Endangered Archaeology in the Middle East and North Africa (EAMENA)
Preserving endangered culture
University of Oxford, School of Archaeology
Endangered Archaeology in the Middle East and North Africa
The rich archaeological heritage of the Middle East and North Africa is under threat from agricultural development, urban expansion, warfare and looting. Many sites are poorly recorded, not documented at all, or even unknown. The lack of documentation makes effective protection impossible and efforts to undertake documentation are hampered for entire regions by the difficulty of access on the ground.
To address these issues, in 2015 we helped to set up the EAMENA project, a partnership between the University of Oxford, the University of Leicester and the University of Durham.
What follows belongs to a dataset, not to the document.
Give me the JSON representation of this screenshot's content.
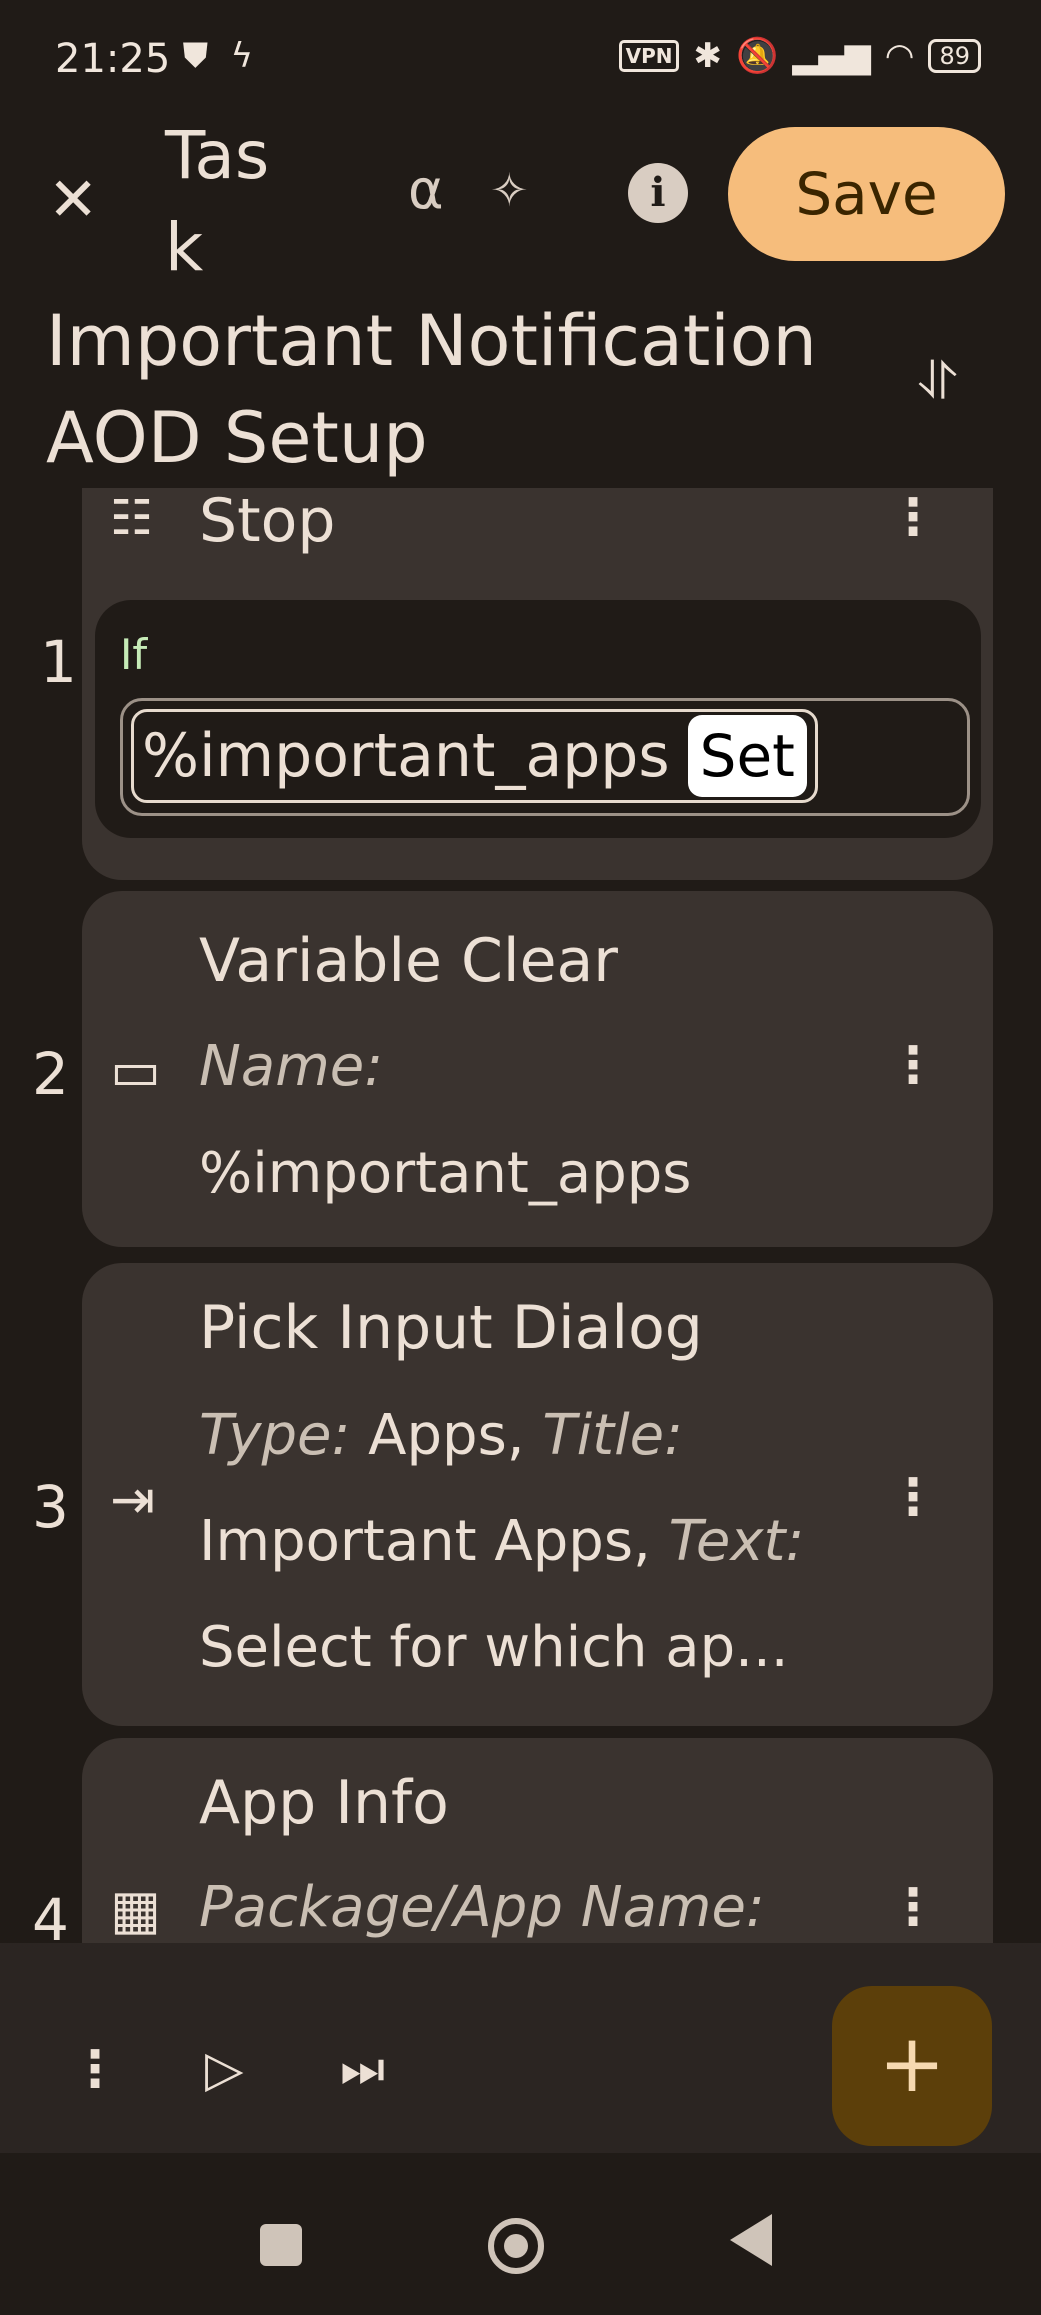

The project combines satellite imagery, aerial photography and, where possible, site surveys to create a comprehensive database of archaeological sites and to monitor threats to archaeological heritage.
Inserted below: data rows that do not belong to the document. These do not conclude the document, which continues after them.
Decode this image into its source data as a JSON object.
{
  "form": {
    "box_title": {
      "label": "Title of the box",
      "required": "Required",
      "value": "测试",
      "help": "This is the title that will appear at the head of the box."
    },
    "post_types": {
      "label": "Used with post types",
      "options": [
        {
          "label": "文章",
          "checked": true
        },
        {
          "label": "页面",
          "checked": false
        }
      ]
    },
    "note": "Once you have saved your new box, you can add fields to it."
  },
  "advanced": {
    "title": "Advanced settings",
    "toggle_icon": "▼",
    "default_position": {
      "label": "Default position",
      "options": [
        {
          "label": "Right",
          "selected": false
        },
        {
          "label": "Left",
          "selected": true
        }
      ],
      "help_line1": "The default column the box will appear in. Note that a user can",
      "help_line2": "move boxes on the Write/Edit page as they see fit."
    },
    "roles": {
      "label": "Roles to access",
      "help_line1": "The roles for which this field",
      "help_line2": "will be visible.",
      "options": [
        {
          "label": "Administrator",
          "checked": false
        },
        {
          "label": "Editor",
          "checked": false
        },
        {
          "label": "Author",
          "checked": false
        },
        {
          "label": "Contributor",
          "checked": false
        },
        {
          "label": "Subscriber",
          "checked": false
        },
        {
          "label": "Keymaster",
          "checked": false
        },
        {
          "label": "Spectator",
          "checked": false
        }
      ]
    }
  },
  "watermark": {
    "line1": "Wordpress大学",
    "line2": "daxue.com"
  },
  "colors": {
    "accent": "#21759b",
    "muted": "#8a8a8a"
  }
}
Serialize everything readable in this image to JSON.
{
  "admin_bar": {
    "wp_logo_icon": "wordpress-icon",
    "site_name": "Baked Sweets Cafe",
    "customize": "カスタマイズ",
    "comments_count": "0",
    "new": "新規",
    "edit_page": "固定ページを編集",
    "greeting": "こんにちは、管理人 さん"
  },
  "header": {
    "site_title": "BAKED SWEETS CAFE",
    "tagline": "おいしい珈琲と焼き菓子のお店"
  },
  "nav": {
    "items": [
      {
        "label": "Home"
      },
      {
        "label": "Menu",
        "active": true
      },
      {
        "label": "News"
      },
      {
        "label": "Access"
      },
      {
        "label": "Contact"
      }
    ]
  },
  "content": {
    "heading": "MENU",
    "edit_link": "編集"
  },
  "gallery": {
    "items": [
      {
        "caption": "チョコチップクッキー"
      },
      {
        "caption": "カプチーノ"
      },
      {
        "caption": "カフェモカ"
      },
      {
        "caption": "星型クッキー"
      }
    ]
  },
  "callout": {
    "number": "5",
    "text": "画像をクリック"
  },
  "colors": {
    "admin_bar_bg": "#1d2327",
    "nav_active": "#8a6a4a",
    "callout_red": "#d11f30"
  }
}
Today, EAMENA’s freely accessible database has more than 309,000 records relating to archaeological sites, across twenty countries from Mauritania to Iran: 75% of these sites were not previously recorded in any accessible form.
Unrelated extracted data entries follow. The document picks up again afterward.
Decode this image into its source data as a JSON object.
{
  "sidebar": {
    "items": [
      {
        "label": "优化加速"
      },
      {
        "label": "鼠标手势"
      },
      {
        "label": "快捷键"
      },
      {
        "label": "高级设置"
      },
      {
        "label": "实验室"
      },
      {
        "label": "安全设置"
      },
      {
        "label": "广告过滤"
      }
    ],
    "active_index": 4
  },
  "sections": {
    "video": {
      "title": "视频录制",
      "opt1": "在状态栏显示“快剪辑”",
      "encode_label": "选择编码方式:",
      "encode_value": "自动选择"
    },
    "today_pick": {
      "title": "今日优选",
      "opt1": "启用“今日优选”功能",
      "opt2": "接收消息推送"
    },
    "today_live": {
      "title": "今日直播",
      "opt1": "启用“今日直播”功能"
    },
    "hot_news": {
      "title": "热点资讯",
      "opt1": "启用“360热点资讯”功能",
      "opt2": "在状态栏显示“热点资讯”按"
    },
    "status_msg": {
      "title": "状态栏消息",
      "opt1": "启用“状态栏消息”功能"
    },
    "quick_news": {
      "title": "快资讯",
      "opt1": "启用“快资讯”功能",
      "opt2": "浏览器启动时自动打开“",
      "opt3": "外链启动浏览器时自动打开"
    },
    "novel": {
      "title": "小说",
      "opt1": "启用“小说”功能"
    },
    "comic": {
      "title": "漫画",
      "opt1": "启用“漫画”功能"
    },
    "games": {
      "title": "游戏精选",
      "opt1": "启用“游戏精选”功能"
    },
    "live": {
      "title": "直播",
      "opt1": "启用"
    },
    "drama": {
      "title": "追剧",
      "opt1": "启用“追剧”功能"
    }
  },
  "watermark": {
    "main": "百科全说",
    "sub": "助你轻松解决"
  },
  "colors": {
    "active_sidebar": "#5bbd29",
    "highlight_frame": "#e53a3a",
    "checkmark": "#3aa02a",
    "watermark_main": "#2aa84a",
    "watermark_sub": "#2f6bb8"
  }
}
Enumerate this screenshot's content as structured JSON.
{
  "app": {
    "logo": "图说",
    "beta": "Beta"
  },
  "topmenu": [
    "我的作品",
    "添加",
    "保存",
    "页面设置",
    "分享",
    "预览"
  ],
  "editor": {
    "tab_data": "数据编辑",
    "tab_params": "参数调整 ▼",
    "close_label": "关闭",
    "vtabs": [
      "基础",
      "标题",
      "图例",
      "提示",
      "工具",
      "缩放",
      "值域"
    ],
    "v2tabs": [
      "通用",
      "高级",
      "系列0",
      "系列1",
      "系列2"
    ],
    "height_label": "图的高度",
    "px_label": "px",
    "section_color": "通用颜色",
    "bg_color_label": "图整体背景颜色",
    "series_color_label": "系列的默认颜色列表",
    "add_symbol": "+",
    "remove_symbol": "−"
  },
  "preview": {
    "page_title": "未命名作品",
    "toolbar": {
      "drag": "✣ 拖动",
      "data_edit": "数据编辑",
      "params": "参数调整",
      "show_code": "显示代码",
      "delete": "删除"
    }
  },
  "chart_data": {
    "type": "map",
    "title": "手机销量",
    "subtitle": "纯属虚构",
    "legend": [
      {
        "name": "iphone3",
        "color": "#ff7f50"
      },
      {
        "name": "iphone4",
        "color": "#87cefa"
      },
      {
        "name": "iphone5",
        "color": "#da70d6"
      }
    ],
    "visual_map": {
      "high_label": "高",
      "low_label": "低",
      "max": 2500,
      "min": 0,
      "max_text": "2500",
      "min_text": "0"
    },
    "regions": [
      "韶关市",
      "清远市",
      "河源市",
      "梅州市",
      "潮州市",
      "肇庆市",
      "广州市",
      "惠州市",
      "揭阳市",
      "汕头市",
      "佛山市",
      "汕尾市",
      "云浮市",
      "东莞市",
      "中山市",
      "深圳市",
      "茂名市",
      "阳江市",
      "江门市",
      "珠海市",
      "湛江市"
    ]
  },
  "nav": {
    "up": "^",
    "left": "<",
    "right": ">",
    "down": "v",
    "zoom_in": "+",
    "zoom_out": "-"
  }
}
Although it was conflict, and especially the destruction wrought by Daesh (Islamic State) in the Middle East that raised awareness of the recent threats and damage to the cultural heritage – the project’s initial results show that the expansion of agricultural activity is the main cause of damage and destruction. Twenty nine per cent of the sites recorded have been affected by agriculture, and 39% are at risk of further damage by agriculture. Development is also a major threat, with houses, dams, industrial areas often built with minimal attention to the protection of the cultural heritage.
In 2018 we set up the Maritime Endangered Archaeology in the Middle East and North Africa (MarEA) project at the University of Southampton. MarEA explores endangered coastal and maritime archaeological and uses the EAMENA database. Its work increases the practical and the research potential of both projects.
Khirbat al Samra
These images are examples of the impact of increased agricultural activities.
Before: Khirbat al Samra, Ma’an, Jordan in 2016. An early Islamic caravanserai, one of three in the Ma’an area of southern Jordan, under threat from an encroaching olive plantation.
After: Khirbat al Samra, Ma’an, Jordan in 2018. The landowner has used the stones of the caravanserai as a platform for water tanks to irrigate the olive plantation.